Azerbaijan, Baku, 18 August / Trend / The Nabucco Gas Pipeline International, established to manage Nabucco, undertook an actual market survey amongst potential shippers for filling up the pipeline.
The company reported that Nabucco capacities are more than 100 Percent overbooked by potential shippers from day one in 2013 on a long term basis, when it will be put into operation due to strong request for transport of natural gas from various gas sources in Central Asia and Middle Eeast
Reinhard Mitschek, Managing Director of Nabucco Gas Pipeline International GmbH stated: "This result is a strong positive signal from the European gas market and potential shippers to Nabucco.
The company's press release says that so far Nabucco Gas Pipeline International GmbH has already signed various Letters of Interests with potential shippers.

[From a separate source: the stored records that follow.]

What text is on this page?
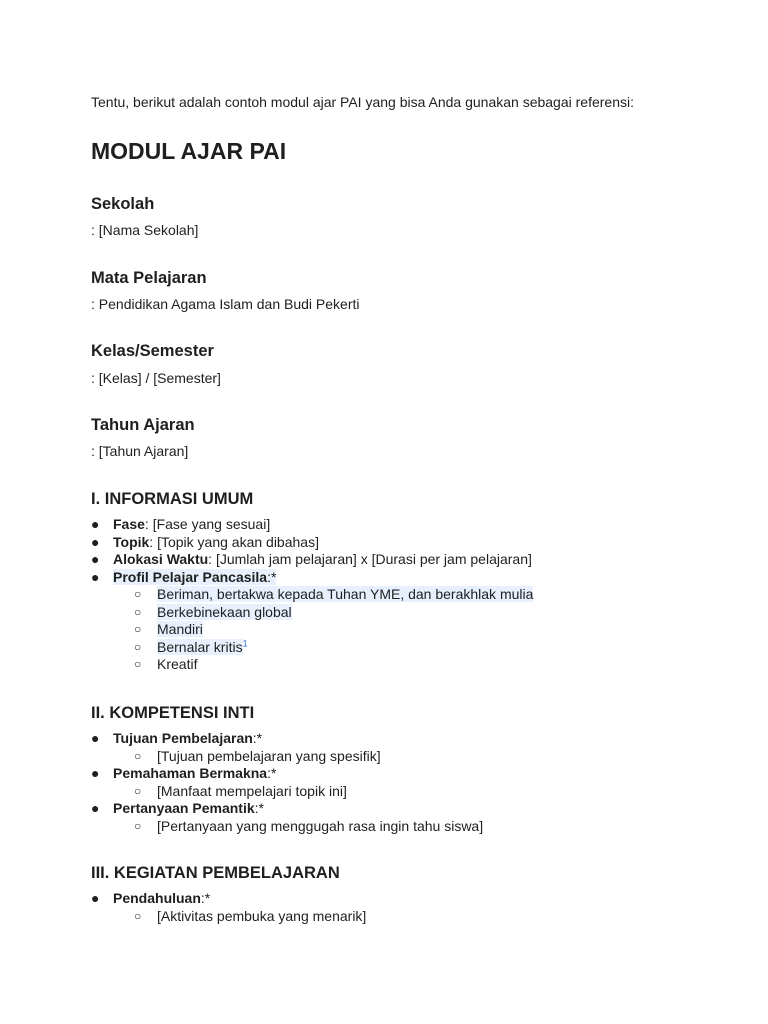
Tentu, berikut adalah contoh modul ajar PAI yang bisa Anda gunakan sebagai referensi:
MODUL AJAR PAI
Sekolah
: [Nama Sekolah]
Mata Pelajaran
: Pendidikan Agama Islam dan Budi Pekerti
Kelas/Semester
: [Kelas] / [Semester]
Tahun Ajaran
: [Tahun Ajaran]
I. INFORMASI UMUM
● Fase: [Fase yang sesuai]
● Topik: [Topik yang akan dibahas]
● Alokasi Waktu: [Jumlah jam pelajaran] x [Durasi per jam pelajaran]
● Profil Pelajar Pancasila:*
○ Beriman, bertakwa kepada Tuhan YME, dan berakhlak mulia
○ Berkebinekaan global
○ Mandiri
○ Bernalar kritis$^1$
○ Kreatif
II. KOMPETENSI INTI
● Tujuan Pembelajaran:*
○ [Tujuan pembelajaran yang spesifik]
● Pemahaman Bermakna:*
○ [Manfaat mempelajari topik ini]
● Pertanyaan Pemantik:*
○ [Pertanyaan yang menggugah rasa ingin tahu siswa]
III. KEGIATAN PEMBELAJARAN
● Pendahuluan:*
○ [Aktivitas pembuka yang menarik]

Nabucco costing $12.4bln is expected to supply gas from Azerbaijan and Central Asia to EU countries since 2013. OMV, MOL (Hungary), Botas (Turkey), Bulgargaz (Bulgaria), Transgaz (Romania) and German RWE are the shareholders of the project, each owing16.67%. Largest energy company Gaz de France is interested in purchasing a part of the gas to be transported via Nabucco.
In 2007 the need for the gas amongst 27 countries of the European Union was 500bln cu.m, with 300bln cu.m being imported and 200bln produced in Europe itself. Over the next 10-15 years, the total volume of gas consumption in Europe will grow up to 700bln cu.m per year, and production will fall to 100bln cu.m.